Title: Lost Somewhere Between Safety and Danger
Type: Personal Essay
Date: December 2010

Published in the 2010 edition of Bricolage Magazine

Somewhere Between Safety and Danger

Every teenager is unaware, to some degree, of his or her own mortality. Every moment is so sweet and so new that it feels as if nothing could ever go wrong. Youth brings with it a sheer naïveté and bittersweet vitality. To have this view altered makes the heart grow away from the loveliness of childhood. The world creeps in like a fog, dragging its feet in dark earth, pulling away the soft caress of innocence. I was so unmoved, so unaware. I had a tongue of steel and a mind full of every flimsy notion of my sheltered life. My safety? It was far too great of a hassle to comprehend with any real concrete understanding. When the cold steel glove of reality finally pierced my veil of pseudo invincibility, I was left bleeding on a cold Chicago block, shaking and tear stained like a messy mosaic.
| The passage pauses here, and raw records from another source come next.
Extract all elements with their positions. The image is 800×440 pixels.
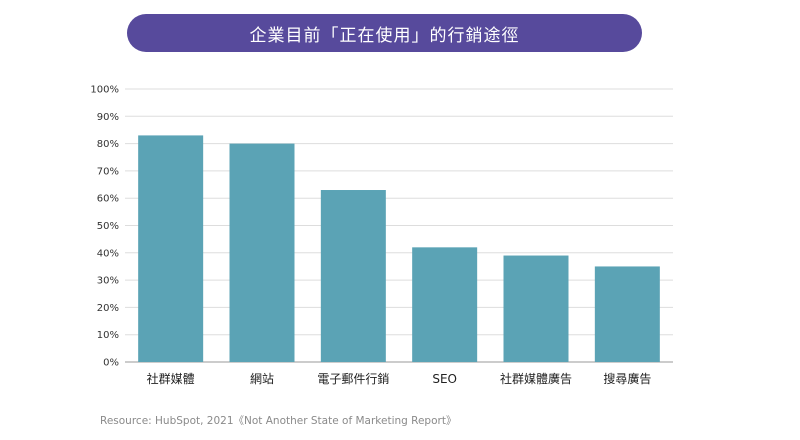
bar: [320, 190, 386, 362]
chart-title-banner: 企業目前「正在使用」的行銷途徑: [127, 14, 642, 52]
bar: [229, 143, 295, 362]
y-tick-label: 0%: [103, 358, 119, 369]
bar: [594, 266, 660, 362]
bar: [138, 135, 204, 362]
source-note: Resource: HubSpot, 2021《Not Another Stat…: [100, 415, 457, 427]
y-tick-label: 50%: [97, 221, 119, 232]
x-category-label: 電子郵件行銷: [317, 371, 389, 386]
y-tick-label: 30%: [97, 276, 119, 287]
y-tick-label: 20%: [97, 303, 119, 314]
x-category-label: SEO: [432, 372, 457, 386]
chart-title: 企業目前「正在使用」的行銷途徑: [249, 25, 520, 46]
y-tick-label: 80%: [97, 139, 119, 150]
y-tick-label: 40%: [97, 248, 119, 259]
x-category-label: 網站: [250, 372, 274, 386]
x-category-label: 搜尋廣告: [603, 371, 651, 386]
y-tick-label: 60%: [97, 194, 119, 205]
y-tick-label: 10%: [97, 330, 119, 341]
y-tick-label: 70%: [97, 166, 119, 177]
x-category-label: 社群媒體廣告: [500, 371, 572, 386]
bar: [503, 255, 569, 362]
x-category-label: 社群媒體: [147, 371, 195, 386]
bar: [412, 247, 478, 362]
y-tick-label: 100%: [90, 85, 119, 96]
y-tick-label: 90%: [97, 112, 119, 123]
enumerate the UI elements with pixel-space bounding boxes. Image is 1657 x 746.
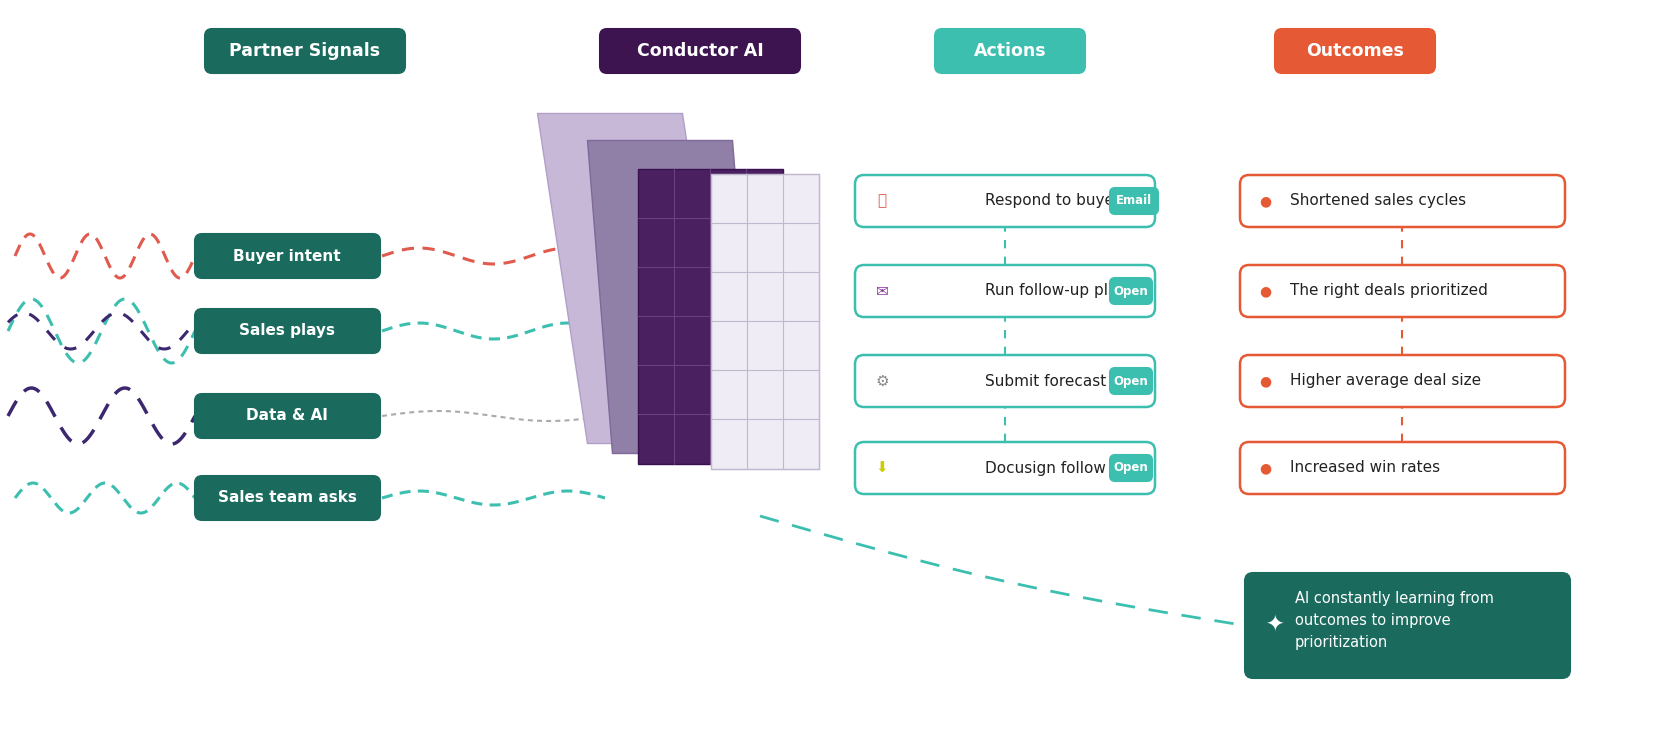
Text: Open: Open	[1114, 374, 1148, 387]
Text: ●: ●	[1259, 194, 1271, 208]
Text: Shortened sales cycles: Shortened sales cycles	[1291, 193, 1466, 208]
FancyBboxPatch shape	[196, 394, 379, 438]
FancyBboxPatch shape	[935, 29, 1085, 73]
Text: Open: Open	[1114, 284, 1148, 298]
Text: AI constantly learning from
outcomes to improve
prioritization: AI constantly learning from outcomes to …	[1296, 591, 1495, 651]
Text: Run follow-up play: Run follow-up play	[984, 283, 1127, 298]
Text: Outcomes: Outcomes	[1306, 42, 1403, 60]
Text: ●: ●	[1259, 374, 1271, 388]
Text: The right deals prioritized: The right deals prioritized	[1291, 283, 1488, 298]
Text: ✉: ✉	[875, 283, 888, 298]
FancyBboxPatch shape	[1110, 368, 1152, 394]
FancyBboxPatch shape	[1110, 455, 1152, 481]
FancyBboxPatch shape	[205, 29, 404, 73]
Text: Buyer intent: Buyer intent	[234, 248, 341, 263]
Text: Respond to buyer: Respond to buyer	[984, 193, 1120, 208]
FancyBboxPatch shape	[1239, 175, 1564, 227]
Text: ✦: ✦	[1264, 615, 1284, 636]
Polygon shape	[638, 169, 782, 463]
Text: Data & AI: Data & AI	[245, 409, 328, 424]
FancyBboxPatch shape	[1110, 188, 1158, 214]
Text: ⚙: ⚙	[875, 374, 888, 389]
Text: Open: Open	[1114, 462, 1148, 474]
FancyBboxPatch shape	[1239, 355, 1564, 407]
FancyBboxPatch shape	[855, 442, 1155, 494]
Text: Sales plays: Sales plays	[239, 324, 335, 339]
Polygon shape	[711, 174, 819, 468]
Text: Sales team asks: Sales team asks	[217, 491, 356, 506]
FancyBboxPatch shape	[196, 309, 379, 353]
Text: Actions: Actions	[974, 42, 1046, 60]
Text: Submit forecast: Submit forecast	[984, 374, 1107, 389]
Text: Email: Email	[1115, 195, 1152, 207]
FancyBboxPatch shape	[196, 234, 379, 278]
Polygon shape	[588, 140, 757, 454]
FancyBboxPatch shape	[1110, 278, 1152, 304]
Text: Partner Signals: Partner Signals	[229, 42, 381, 60]
Text: Increased win rates: Increased win rates	[1291, 460, 1440, 475]
Text: ●: ●	[1259, 461, 1271, 475]
FancyBboxPatch shape	[600, 29, 800, 73]
FancyBboxPatch shape	[1239, 442, 1564, 494]
FancyBboxPatch shape	[855, 355, 1155, 407]
Text: ●: ●	[1259, 284, 1271, 298]
Text: 🔥: 🔥	[878, 193, 886, 208]
Text: Conductor AI: Conductor AI	[636, 42, 764, 60]
Polygon shape	[537, 113, 732, 444]
FancyBboxPatch shape	[196, 476, 379, 520]
Text: Docusign follow up: Docusign follow up	[984, 460, 1130, 475]
FancyBboxPatch shape	[855, 175, 1155, 227]
FancyBboxPatch shape	[1239, 265, 1564, 317]
FancyBboxPatch shape	[1244, 573, 1569, 678]
Text: ⬇: ⬇	[875, 460, 888, 475]
FancyBboxPatch shape	[855, 265, 1155, 317]
Text: Higher average deal size: Higher average deal size	[1291, 374, 1481, 389]
FancyBboxPatch shape	[1274, 29, 1435, 73]
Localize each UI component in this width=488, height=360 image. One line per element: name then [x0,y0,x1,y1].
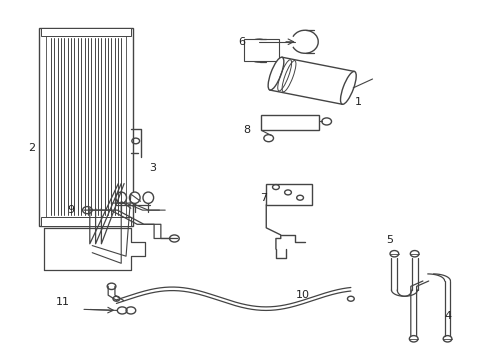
Bar [244,39,279,61]
Bar [41,28,131,36]
Text: 4: 4 [443,311,450,321]
Text: 3: 3 [149,163,156,172]
Bar [39,28,133,226]
Ellipse shape [340,71,355,104]
Text: 2: 2 [28,143,35,153]
Ellipse shape [116,192,126,203]
Text: 6: 6 [238,37,245,47]
Text: 5: 5 [385,235,392,245]
Ellipse shape [129,192,140,203]
Text: 9: 9 [67,205,74,215]
Text: 8: 8 [243,125,250,135]
Ellipse shape [142,192,153,203]
Bar [265,184,311,205]
Bar [261,116,319,130]
Ellipse shape [267,57,283,90]
Text: 11: 11 [56,297,70,307]
Text: 7: 7 [260,193,267,203]
Text: 1: 1 [354,97,361,107]
Text: 10: 10 [295,290,309,300]
Bar [41,217,131,226]
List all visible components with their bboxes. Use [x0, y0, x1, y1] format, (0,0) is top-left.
The night was cold and full of streetlights. I turned a corner and swaggered lightly down an alley to avoid the foot traffic of Michigan Avenue. I was fifteen, barley five feet three inches, and decked out in a chiffon cocktail dress, sporting a new fake ID. Heels too high and wobbling, I was on a jubilant search for my group of friends who had wandered down a separate street while I admired the glitz and glamour behind shop windows. His hands were on me before I had time to grasp a shallow breath of freezing air. He wore a hoodie the same color as the sky with a zipper like a stack of staples. His fingers were rough and his voice was deep and harsh like a rusty violin, “Give me your bag!” After a failed attempt to flee my tiny clutch was torn from my hands. I was shoved violently against a crumbling brick wall and fell three miles to the pavement. Like an ominous phantom, he disappeared into the haze of the city’s glow. I rubbed my neck and felt the clotted blood on my knees and shins. It rolled in big droplets like honey down a freckled path to the ground, where it pooled in icy, uneven circles.

I was no longer a little girl after that November night. It took only fifteen seconds to crack the foundations of my self-image as strong and independent. My safety was jeopardized by my own lack of humility. I am so small and so fragile, like the Waterford vases my mother kept on the top shelf of the oak cupboard in our dining room. Being so close to death brought a desire for worldliness into the foreground. I now am so incredibly careful and self-aware. Being faced with my mortality has shown me that I am only human and I should not take that gift for granted. I feel blessed to have been so fortunate as to not have something more dreadful happen in the encasing shadows of that quiet block. I will never again allow myself to be in a position of such avoidable danger.